10 In my view, the Tribunal has misconstrued s 53 of the Act. It appears to have lost sight of the distinction drawn in the Act between giving notice of an injury under s 53 and claiming compensation under s 54. Counsel for Comcare submitted that the Tribunal had not so erred because it said (when dealing with the other issue which is not raised on this appeal) that the 'giving of notice is to be distinguished from a full claim for compensation'. That language is, however, quite equivocal. The use of the expression 'full claim' conveys the unfortunate impression the Tribunal may have thought that a provisional or tentative claim for compensation was necessary when giving notice of a workplace injury.
11 Counsel for Mrs Frosch also submitted that the Tribunal failed to conduct its review in accordance with s 72 of the Act. However, that provision governs the determination of claims by Comcare. Section 72 has no application to proceedings before the Tribunal which are governed by s 33 of the Administrative Appeals Tribunal Act 1975. In any event, a statutory direction to eschew technicality in procedure does not permit statutory requirements, such as those imposed by s 53 of the Act, to be ignored. This ground of appeal must be rejected.

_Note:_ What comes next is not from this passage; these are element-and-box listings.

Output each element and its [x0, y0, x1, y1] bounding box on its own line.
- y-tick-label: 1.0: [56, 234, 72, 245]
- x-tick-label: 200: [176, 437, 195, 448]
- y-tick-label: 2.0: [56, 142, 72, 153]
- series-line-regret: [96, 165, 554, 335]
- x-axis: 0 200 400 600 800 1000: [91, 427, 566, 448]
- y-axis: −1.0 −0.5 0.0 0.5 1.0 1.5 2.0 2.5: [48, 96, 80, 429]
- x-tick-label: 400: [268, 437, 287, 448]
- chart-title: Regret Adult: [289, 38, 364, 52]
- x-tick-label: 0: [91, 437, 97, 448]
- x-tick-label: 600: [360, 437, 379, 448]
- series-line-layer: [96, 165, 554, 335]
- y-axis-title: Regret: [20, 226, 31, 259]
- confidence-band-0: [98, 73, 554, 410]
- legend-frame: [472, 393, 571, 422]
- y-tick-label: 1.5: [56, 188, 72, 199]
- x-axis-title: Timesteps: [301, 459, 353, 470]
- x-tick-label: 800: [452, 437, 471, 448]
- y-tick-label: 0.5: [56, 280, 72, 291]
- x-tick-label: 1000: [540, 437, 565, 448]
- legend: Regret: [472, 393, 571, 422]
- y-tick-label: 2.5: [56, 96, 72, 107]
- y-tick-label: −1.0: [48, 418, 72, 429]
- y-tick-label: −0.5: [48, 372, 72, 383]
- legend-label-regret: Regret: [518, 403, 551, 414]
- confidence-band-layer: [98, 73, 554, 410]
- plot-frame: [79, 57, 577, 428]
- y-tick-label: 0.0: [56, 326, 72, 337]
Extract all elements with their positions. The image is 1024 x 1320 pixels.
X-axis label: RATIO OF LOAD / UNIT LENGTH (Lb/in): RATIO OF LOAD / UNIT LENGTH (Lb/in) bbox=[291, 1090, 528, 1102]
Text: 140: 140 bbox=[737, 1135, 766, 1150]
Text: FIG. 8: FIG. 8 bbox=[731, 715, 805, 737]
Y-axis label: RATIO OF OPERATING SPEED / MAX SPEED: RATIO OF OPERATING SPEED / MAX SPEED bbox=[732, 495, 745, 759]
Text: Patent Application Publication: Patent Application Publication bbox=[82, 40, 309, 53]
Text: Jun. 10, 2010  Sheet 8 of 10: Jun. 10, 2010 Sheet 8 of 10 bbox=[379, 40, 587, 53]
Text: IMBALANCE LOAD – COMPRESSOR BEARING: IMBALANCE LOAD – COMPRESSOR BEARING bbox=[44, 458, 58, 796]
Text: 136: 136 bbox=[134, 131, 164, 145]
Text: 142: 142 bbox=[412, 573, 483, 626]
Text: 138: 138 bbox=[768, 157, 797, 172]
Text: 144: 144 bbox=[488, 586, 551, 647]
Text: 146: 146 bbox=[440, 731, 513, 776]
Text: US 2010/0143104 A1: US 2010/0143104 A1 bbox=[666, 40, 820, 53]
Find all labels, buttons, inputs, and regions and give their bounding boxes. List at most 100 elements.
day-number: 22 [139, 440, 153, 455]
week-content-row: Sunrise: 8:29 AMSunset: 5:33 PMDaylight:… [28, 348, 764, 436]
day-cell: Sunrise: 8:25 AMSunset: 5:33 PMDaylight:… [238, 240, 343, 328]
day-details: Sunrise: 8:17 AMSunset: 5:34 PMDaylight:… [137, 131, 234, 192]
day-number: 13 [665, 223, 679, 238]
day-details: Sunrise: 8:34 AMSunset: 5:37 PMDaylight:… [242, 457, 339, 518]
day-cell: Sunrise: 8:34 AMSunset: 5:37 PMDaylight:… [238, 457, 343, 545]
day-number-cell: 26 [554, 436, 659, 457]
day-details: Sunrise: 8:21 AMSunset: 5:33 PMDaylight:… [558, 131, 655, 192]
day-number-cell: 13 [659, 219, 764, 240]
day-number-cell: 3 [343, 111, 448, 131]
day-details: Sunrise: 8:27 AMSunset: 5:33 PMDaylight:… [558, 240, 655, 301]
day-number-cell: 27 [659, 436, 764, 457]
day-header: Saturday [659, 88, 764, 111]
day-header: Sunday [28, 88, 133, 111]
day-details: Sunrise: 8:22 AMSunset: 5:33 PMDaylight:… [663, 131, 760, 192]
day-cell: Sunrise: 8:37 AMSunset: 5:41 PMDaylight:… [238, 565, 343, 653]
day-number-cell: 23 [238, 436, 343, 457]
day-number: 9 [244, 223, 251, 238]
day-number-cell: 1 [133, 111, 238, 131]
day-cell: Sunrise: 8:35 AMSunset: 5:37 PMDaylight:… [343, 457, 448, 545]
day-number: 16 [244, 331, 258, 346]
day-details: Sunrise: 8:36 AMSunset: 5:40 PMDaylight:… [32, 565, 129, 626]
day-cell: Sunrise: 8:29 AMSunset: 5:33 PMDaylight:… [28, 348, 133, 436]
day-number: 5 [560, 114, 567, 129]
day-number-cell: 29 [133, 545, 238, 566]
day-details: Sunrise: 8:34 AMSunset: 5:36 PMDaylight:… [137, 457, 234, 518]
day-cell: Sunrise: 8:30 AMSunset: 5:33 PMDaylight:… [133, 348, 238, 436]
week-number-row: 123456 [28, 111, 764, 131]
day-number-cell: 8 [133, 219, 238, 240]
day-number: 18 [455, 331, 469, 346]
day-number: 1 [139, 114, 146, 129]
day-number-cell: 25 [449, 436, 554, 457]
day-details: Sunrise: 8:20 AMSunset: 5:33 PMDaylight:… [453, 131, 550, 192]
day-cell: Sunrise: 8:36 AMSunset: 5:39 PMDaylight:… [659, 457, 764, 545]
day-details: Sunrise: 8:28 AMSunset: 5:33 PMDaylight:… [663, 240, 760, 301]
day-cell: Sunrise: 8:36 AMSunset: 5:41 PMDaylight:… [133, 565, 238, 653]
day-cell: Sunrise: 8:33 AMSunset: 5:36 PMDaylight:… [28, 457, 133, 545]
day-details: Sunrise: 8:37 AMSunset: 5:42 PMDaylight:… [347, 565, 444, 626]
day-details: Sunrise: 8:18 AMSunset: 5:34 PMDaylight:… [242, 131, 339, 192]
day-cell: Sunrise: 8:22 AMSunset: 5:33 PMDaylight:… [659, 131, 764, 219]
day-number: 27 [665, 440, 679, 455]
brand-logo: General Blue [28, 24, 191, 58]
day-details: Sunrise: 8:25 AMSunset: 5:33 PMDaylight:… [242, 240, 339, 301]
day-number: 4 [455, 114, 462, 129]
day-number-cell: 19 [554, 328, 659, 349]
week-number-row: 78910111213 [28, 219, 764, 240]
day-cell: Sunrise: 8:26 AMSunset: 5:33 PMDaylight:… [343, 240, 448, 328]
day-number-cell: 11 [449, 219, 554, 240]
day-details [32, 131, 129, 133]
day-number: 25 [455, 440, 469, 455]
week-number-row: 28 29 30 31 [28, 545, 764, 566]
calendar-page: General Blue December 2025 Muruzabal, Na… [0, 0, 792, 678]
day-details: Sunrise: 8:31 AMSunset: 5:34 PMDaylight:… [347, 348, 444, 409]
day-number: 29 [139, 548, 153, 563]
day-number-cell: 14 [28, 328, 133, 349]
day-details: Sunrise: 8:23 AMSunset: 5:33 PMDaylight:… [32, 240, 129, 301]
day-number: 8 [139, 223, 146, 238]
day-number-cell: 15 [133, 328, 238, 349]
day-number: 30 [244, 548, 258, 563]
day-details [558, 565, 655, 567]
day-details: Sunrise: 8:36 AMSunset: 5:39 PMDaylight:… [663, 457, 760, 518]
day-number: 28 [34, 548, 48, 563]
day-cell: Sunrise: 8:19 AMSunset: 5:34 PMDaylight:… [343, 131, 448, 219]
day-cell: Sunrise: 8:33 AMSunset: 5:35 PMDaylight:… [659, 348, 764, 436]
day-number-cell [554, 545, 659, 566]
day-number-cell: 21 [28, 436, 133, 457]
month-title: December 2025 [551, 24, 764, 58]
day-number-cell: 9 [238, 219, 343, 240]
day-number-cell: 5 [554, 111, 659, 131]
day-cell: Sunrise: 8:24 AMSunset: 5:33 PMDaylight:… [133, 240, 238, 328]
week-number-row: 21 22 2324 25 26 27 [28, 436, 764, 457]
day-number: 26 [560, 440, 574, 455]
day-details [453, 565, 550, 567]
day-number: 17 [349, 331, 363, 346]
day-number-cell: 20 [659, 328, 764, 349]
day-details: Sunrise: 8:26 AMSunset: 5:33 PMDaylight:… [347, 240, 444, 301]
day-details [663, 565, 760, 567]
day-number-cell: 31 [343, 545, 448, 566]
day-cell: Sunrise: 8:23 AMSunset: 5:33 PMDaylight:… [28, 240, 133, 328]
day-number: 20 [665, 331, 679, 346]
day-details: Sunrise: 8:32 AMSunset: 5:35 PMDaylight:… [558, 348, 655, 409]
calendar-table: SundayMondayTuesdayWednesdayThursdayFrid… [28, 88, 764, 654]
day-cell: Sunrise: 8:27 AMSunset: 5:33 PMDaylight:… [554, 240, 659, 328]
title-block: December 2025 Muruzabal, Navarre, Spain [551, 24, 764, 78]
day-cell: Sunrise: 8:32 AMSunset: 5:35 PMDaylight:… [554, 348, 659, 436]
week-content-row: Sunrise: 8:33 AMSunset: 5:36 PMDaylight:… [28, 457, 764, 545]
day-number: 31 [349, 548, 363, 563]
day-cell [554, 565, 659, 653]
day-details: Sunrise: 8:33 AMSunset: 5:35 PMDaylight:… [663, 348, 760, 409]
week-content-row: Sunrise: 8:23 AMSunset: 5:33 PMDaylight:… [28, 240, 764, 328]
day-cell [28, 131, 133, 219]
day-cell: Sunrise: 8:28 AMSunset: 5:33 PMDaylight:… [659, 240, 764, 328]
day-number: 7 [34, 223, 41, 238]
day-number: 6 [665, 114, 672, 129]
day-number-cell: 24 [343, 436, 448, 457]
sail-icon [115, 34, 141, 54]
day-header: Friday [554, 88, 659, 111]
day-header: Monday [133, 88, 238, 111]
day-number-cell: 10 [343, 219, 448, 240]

12 Mrs Frosch has, however, succeeded on the question of law relating to the requirements of s 53. The decision of the Tribunal will be set aside and the case remitted to be heard and decided again. Comcare must pay Mrs Frosch's costs of the appeal.
I certify that the preceding twelve (12) numbered paragraphs are a true copy of the Reasons for Judgment herein of the Honourable Justice Whitlam.